I came to Sheikh Jerach to join other demonstrators against the above depiction of normal policies and realities in East Jerusalem. Why demonstrate? Well, our laws and our policies state that a Jew who owned property in East Jerusalem prior to the State in 1948, can claim and get back his property no matter who is living in it today. However, an Arab from East Jerusalem, now a legal resident of Israel, who had property in West Jerusalem (or anywhere else), but fled (or “was fled”) in 1948, cannot have his property returned under any conditions. We can…..they can’t. simple. Evict Arabs – yes. Evict Jews – no way. This is the micro reason for the demonstrations. In the macro, we are demonstrating against the three goals stated above, and the policies that support them.

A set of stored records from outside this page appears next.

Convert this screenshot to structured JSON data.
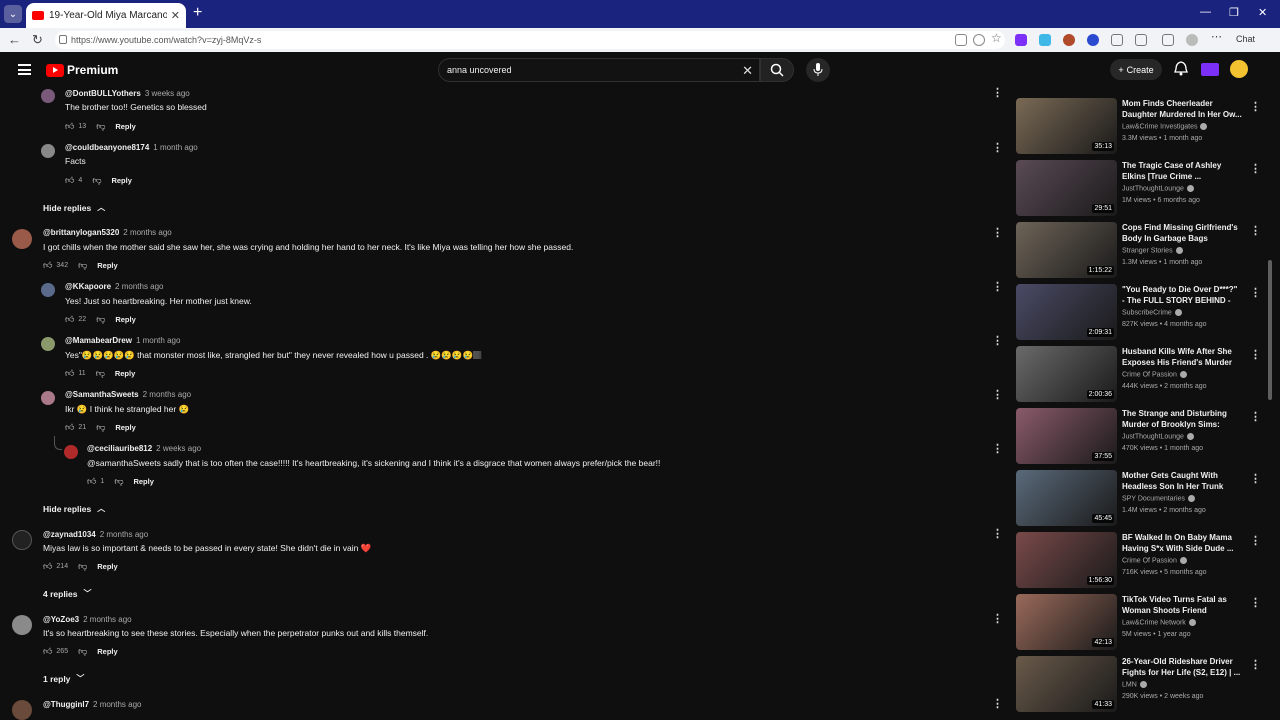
{
  "browser": {
    "tab_title": "19-Year-Old Miya Marcano's Disap",
    "url": "https://www.youtube.com/watch?v=zyj-8MqVz-s",
    "chat_label": "Chat"
  },
  "header": {
    "logo_text": "Premium",
    "search_value": "anna uncovered",
    "create_label": "Create"
  },
  "comments": [
    {
      "handle": "@DontBULLYothers",
      "time": "3 weeks ago",
      "text": "The brother too!! Genetics so blessed",
      "likes": "13",
      "reply": "Reply"
    },
    {
      "handle": "@couldbeanyone8174",
      "time": "1 month ago",
      "text": "Facts",
      "likes": "4",
      "reply": "Reply"
    },
    {
      "toggle": "Hide replies"
    },
    {
      "handle": "@brittanylogan5320",
      "time": "2 months ago",
      "text": "I got chills when the mother said she saw her, she was crying and holding her hand to her neck. It's like Miya was telling her how she passed.",
      "likes": "342",
      "reply": "Reply"
    },
    {
      "handle": "@KKapoore",
      "time": "2 months ago",
      "text": "Yes! Just so heartbreaking. Her mother just knew.",
      "likes": "22",
      "reply": "Reply"
    },
    {
      "handle": "@MamabearDrew",
      "time": "1 month ago",
      "text": "Yes\"😢😢😢😢😢 that monster most like, strangled her but\" they never revealed how u passed . 😢😢😢😢🏽",
      "likes": "11",
      "reply": "Reply"
    },
    {
      "handle": "@SamanthaSweets",
      "time": "2 months ago",
      "text": "Ikr 😢 I think he strangled her 😢",
      "likes": "21",
      "reply": "Reply"
    },
    {
      "handle": "@ceciliauribe812",
      "time": "2 weeks ago",
      "text": "@samanthaSweets sadly that is too often the case!!!!! It's heartbreaking, it's sickening and I think it's a disgrace that women always prefer/pick the bear!!",
      "likes": "1",
      "reply": "Reply"
    },
    {
      "toggle": "Hide replies"
    },
    {
      "handle": "@zaynad1034",
      "time": "2 months ago",
      "text": "Miyas law is so important & needs to be passed in every state! She didn't die in vain ❤️",
      "likes": "214",
      "reply": "Reply"
    },
    {
      "toggle": "4 replies"
    },
    {
      "handle": "@YoZoe3",
      "time": "2 months ago",
      "text": "It's so heartbreaking to see these stories. Especially when the perpetrator punks out and kills themself.",
      "likes": "265",
      "reply": "Reply"
    },
    {
      "toggle": "1 reply"
    },
    {
      "handle": "@Thugginl7",
      "time": "2 months ago",
      "text": ""
    }
  ],
  "sidebar": {
    "videos": [
      {
        "title": "Mom Finds Cheerleader Daughter Murdered In Her Ow...",
        "channel": "Law&Crime Investigates",
        "meta": "3.3M views • 1 month ago",
        "duration": "35:13",
        "color": "#7a6a55"
      },
      {
        "title": "The Tragic Case of Ashley Elkins [True Crime ...",
        "channel": "JustThoughtLounge",
        "meta": "1M views • 6 months ago",
        "duration": "29:51",
        "color": "#5a4a55"
      },
      {
        "title": "Cops Find Missing Girlfriend's Body In Garbage Bags",
        "channel": "Stranger Stories",
        "meta": "1.3M views • 1 month ago",
        "duration": "1:15:22",
        "color": "#6e6458"
      },
      {
        "title": "\"You Ready to Die Over D***?\" - The FULL STORY BEHIND - Th...",
        "channel": "SubscribeCrime",
        "meta": "827K views • 4 months ago",
        "duration": "2:09:31",
        "color": "#4a4a66"
      },
      {
        "title": "Husband Kills Wife After She Exposes His Friend's Murder O...",
        "channel": "Crime Of Passion",
        "meta": "444K views • 2 months ago",
        "duration": "2:00:36",
        "color": "#6a6a6a"
      },
      {
        "title": "The Strange and Disturbing Murder of Brooklyn Sims: True...",
        "channel": "JustThoughtLounge",
        "meta": "470K views • 1 month ago",
        "duration": "37:55",
        "color": "#8a5a6a"
      },
      {
        "title": "Mother Gets Caught With Headless Son In Her Trunk",
        "channel": "SPY Documentaries",
        "meta": "1.4M views • 2 months ago",
        "duration": "45:45",
        "color": "#5a6a7a"
      },
      {
        "title": "BF Walked In On Baby Mama Having S*x With Side Dude ...",
        "channel": "Crime Of Passion",
        "meta": "716K views • 5 months ago",
        "duration": "1:56:30",
        "color": "#7a4a4a"
      },
      {
        "title": "TikTok Video Turns Fatal as Woman Shoots Friend",
        "channel": "Law&Crime Network",
        "meta": "5M views • 1 year ago",
        "duration": "42:13",
        "color": "#9a6a5a"
      },
      {
        "title": "26-Year-Old Rideshare Driver Fights for Her Life (S2, E12) | ...",
        "channel": "LMN",
        "meta": "290K views • 2 weeks ago",
        "duration": "41:33",
        "color": "#6a5a4a"
      }
    ]
  }
}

There were about two hundred of us at the demonstration. It felt cozy….intimate…my kind of people. We all knew we were doing something important, but I still drove home with an empty feeling. Two hundred (or even three) demonstrators, coming to Sheikh Jerach every Friday afternoon will ultimately accomplish little in today’s political world. It will give us (the demonstrators) a feeling of doing something, but more….???? I am reminded of the “orange shirts” in the Ukraine and of the “red shirts” in Thailand. Perhaps if we had 20,000 demonstrators, each with our Israeli flag, sitting and demonstrating in Sheikh Jerach, without going home, cuddled in sleeping bags on-site for the night, continuing for days and even weeks non-stop…….perhaps then, and only then, could we get the attention needed to affect changes in basic policies and their execution. But meanwhile, most of us leftist, humanistic, liberal do-gooders are armchair supporters who think of today's demonstrators as good people who just don’t know when to leave well enough alone.

If ever a miracle happens, and we do get our supporters out of their armchairs and into their sleeping bags on the streets of a place like Sheikh Jerach, I hope to be with them….sandwiches in one bag, all my prescription medications in another, laptop with extra power supply, borrowed sleeping bag, and lots of hope. Yes, I’ll be there rooting for the very legitimate rights of Palestinians, but most of all I’ll be there because I’m a Zionist Jew, and because I know that the destruction of a Two-State possibility will bring upon us the disastrous result of One-State for Two Peoples (with no equality for all), and also the end of the Zionist dream.